With that, Castle appreciated even more deeply why the pope had asked for his help. "What you also don't know is whether the Shroud is authentic or a fake. Isn't that also what you are telling me?"

"Yes, it is, but before we get to that point, I want you to look at one more image." Morelli pulled from his briefcase yet another photo of the Shroud of Turin. "This is a close-up photographic negative of the arms of the man in the Shroud. It shows the nail wounds on the wrists and the blood flows on the forearms."

[image]

Castle examined the image carefully. Reading the medical file, Castle had observed that Father Bartholomew's wounds were in his wrists, not in the palms of the hands. It was the same with the Shroud. The nail wounds were through the wrists, not the hands, and they looked remarkably like the stigmata wounds Bartholomew had suffered in his wrists. Anatomically, that made sense to Castle. The wounds in the arms could not have gone through the palm of the hand. The nails had to be driven through the wrist. Otherwise, the weight of the body would have ripped the nails loose.

Castle's medical mind envisioned how a nail driven through the junction of bones in the wrist would hold an adult male's weight. "A nail through the palm of the hand above the wrist would tear free over time," he suggested. "The nail would have to be placed just right in the wrist. If the nail hit the major arteries in the hand, the person being crucified might die before they were ever lifted to the cross. Nailing a person to a cross must have been an expert operation that required experienced executioners."

"Right," Morelli confirmed. "The Romans crucified hundreds of thousands of people. They were very good at crucifixion. Crucifixion was designed to be a brutal and humiliating form of death, typically reserved for hardened criminals or traitors foolish enough to foment insurrection against Rome."

"How long was Christ on the cross?" Castle asked.

"Christ hung on the cross for at least three hours," Morelli answered. "He was not dead when the sun was going down. The problem was that Christ was crucified on Friday and he had to be buried before the Jewish Sabbath began, at sundown on Friday. According to Jewish law, Christ's body had to be taken from the cross and buried before the start of the Sabbath, which means the followers of Jesus did not have much time. Before the Roman soldiers allowed his followers to take the body off the cross, they wanted to make sure he was dead. So a Roman centurion took his lance and pierced it through Christ's side, puncturing his heart. Only then did the Roman soldiers give Christ's followers permission to remove his body from the cross."
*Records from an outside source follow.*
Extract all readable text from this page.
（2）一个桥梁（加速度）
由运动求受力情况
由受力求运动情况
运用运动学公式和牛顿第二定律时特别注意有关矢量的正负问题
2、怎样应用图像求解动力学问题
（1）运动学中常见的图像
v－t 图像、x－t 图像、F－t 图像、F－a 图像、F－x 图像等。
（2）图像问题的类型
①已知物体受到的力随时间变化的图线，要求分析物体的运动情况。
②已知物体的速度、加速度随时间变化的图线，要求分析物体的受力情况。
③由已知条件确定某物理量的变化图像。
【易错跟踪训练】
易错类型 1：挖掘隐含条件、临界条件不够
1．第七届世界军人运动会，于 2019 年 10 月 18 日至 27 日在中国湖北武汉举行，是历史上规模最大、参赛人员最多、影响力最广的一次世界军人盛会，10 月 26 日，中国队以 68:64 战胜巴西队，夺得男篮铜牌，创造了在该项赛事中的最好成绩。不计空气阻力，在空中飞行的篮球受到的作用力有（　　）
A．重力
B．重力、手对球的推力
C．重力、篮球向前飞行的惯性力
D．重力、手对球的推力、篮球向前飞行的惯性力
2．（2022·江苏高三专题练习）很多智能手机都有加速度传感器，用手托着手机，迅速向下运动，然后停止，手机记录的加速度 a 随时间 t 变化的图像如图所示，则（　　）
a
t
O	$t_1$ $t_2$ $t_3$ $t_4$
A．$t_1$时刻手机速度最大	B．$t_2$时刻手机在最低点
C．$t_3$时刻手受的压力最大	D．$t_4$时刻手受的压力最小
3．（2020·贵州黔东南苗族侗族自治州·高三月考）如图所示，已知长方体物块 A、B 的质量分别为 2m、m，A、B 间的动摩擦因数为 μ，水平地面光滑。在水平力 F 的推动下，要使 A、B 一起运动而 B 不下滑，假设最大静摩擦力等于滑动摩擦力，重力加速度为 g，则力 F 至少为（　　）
Looking closely, Castle marveled at how correct anatomically the Shroud image appeared to be. The exit wound on the back of the hand on top-really the left hand in a Shroud image that needed to be reversed right to left like most negatives-looked like an exit wound. It appeared the nail had been driven through where several small carpal bones meet in the wrist, below the metacarpal bones that branch to the fingers, on the thumb side of the hand. The thumbs in both hands appeared to have been pulled back toward the palms of the hands such that they were not visible when the hands were viewed from above. "Driving the nails through the wrists in this area probably damaged the median nerve, with the result that the thumb would have been pulled under the palm in an action not unlike an automatic muscle reflex. So, you're probably also asking me how any artist at the time of Christ-or even during the Middle Ages-would have been sufficiently skilled in medicine as to have captured this anatomically important detail. Is that right?"

"Yes," Morelli answered without hesitation. "How the Shroud of Turin was created is hard to explain. The Shroud provides a remarkably detailed view of the crucifixion of Jesus as described in the Gospels and the practice itself as described in contemporary Roman accounts. Moreover, the Shroud is anatomically correct, even by our current medical standards, in doc.u.menting the effects of crucifixion on the human body."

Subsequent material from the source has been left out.